Photojournalism Now: In Conversation is a new video series of interviews produced by journalist Alison Stieven-Taylor, who is the publisher of the widely read blog, Photojournalism Now and a long-time correspondent for L’Oeil de la Photographie.
“The motivation for this series is two-fold,” says Alison. “Followers of my blog have expressed interest in knowing more about the interviews I do with photographers, and video seems a perfect way to achieve this. And in this moment of Covid-19 I am curious to know how the pandemic has affected the way social documentary photographers work.”
Alison, who is based in Australia, says digital technology has made it possible to film in-depth discussions with photographers around the world. Each interview starts with insights into the way these professionals are working now and then segues into discussing specific projects.
The response from photographers has been incredible. “Everyone I have approached has agreed to participate. There is so much amazing work being done particularly in the areas of social change, which is the focus of my own research,” says Alison who is completing her PhD which examines visual journalism and social change in the digital age.
“I think the opportunity to talk about specific projects and issues, and to share the photographer’s inspiration and approach provides the audience with important insights. My hope is that this series prompts viewers to think about the issues that we’re talking about. Getting to know the photographer behind the picture is one way to encourage that engagement.”
Photojournalism Now: In Conversation debutes with Alison’s interview with award-winning visual journalist and activist Robin Hammond. Later this month The Eye of Photography will broadcast the second episode, featuring Pulitzer prize winning visual journalist Renée C. Byer. Photojournalism Now: In Conversation. Every month, a new episode will be featured on Alison’s YouTube channel and, of course, in the newspaper.
“I’m so thrilled to showcase the work of these incredible photographers and hopefully introduce them to new audiences,” says Alison. “In the digital media environment, we as journalists, have the opportunity to publish work and find audiences that we might not have reached in the past. I hope these videos help to spread awareness and bring attention to important stories that need to be told.”
On Robin Hammond:
Photojournalist Robin Hammond devoted his life covering human rights issues all around the globe. His work received numerous four Amnesty International Humanitarian Reporting Awards, amongst other grants and prizes. In 2011, he won the Carmignac Photojournalism Award for his series on Zimbabwe, bearing witness to the deliquescence of this nation, caused by a social, economic and politic crises that afflicted the country fifteen years ago. “ I drove from South Africa to the border, and within 24 hours I had become one of the first journalists to enter the Marange diamond fields since the 2008 massacres. There I photographed military consortia in the midst of diamond mining, deliberately violating the Kimberley Process. It was one of the most dangerous assignments of my life.”

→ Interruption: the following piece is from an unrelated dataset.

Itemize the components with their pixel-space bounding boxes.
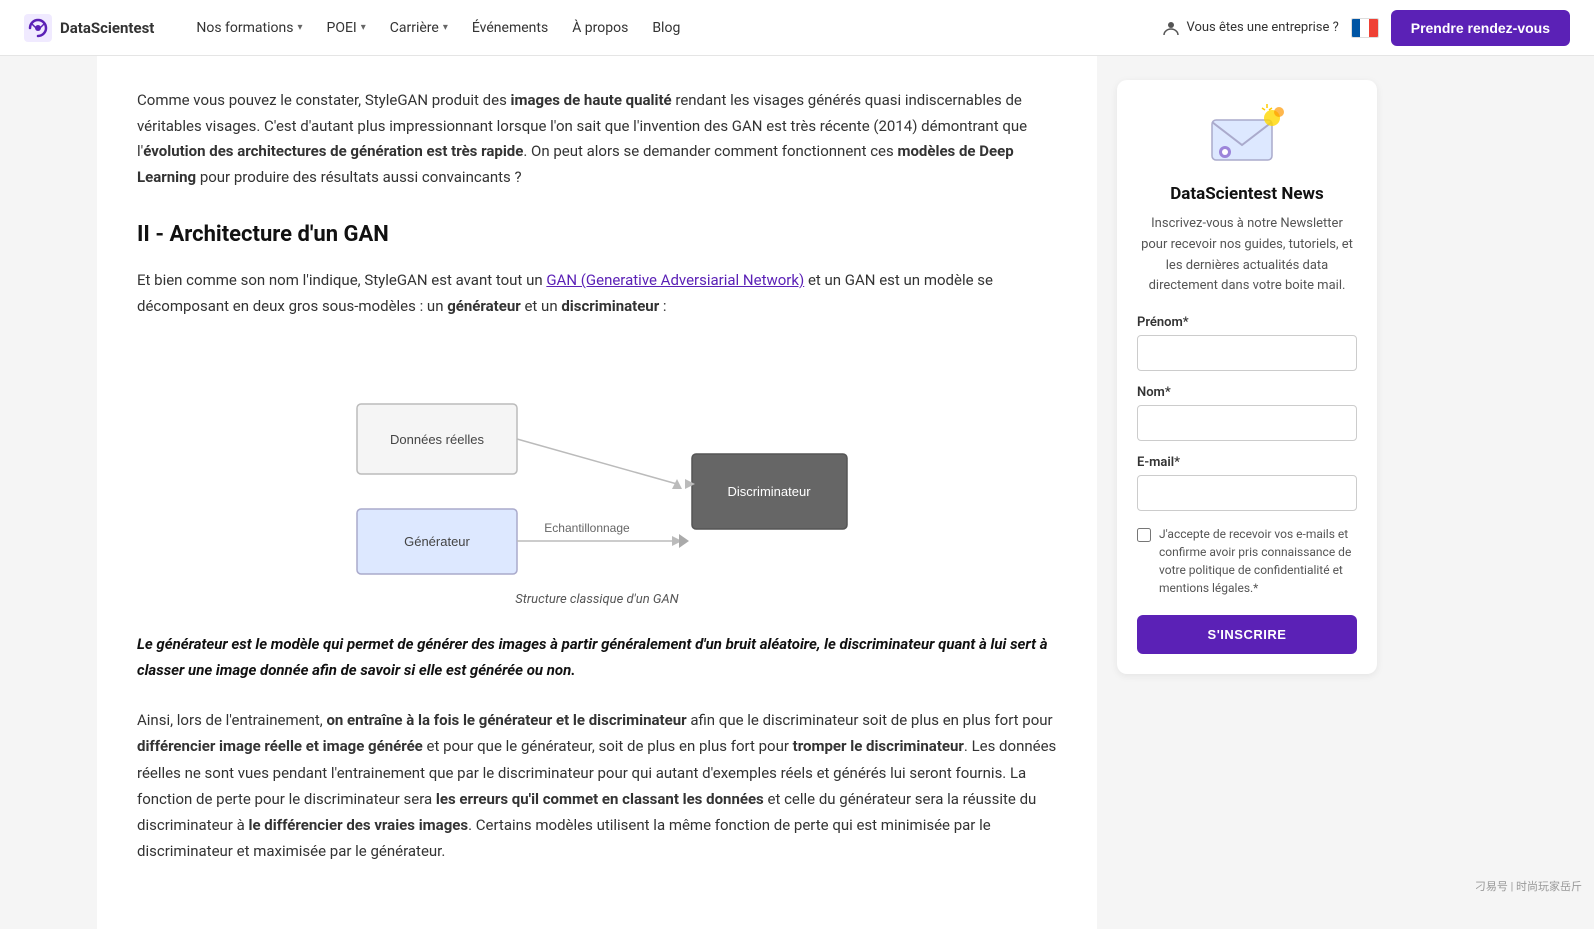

The conversation between Alison Stieven-Taylor not only covers his works on Zimbabwe but also his project Witness Change. Initiated in 2015, Witness Change is a non-profit organization advocating and broadcasting improvements in the life of people the journalist has met during his reports. It’s “about documenting and recording stories from survivors of seldom-addressed human rights issues” (Interview with TrimTab, 2015). The organization and the photographer himself fought for the genders and equal rights in Africa, depicting the life and difficulties of gay individuals in countries like Nigeria.
He’s a member of Panos Pictures since 2007. He he has worked with various non-governmental organizations and magazines such as National Geographic and Time Magazine.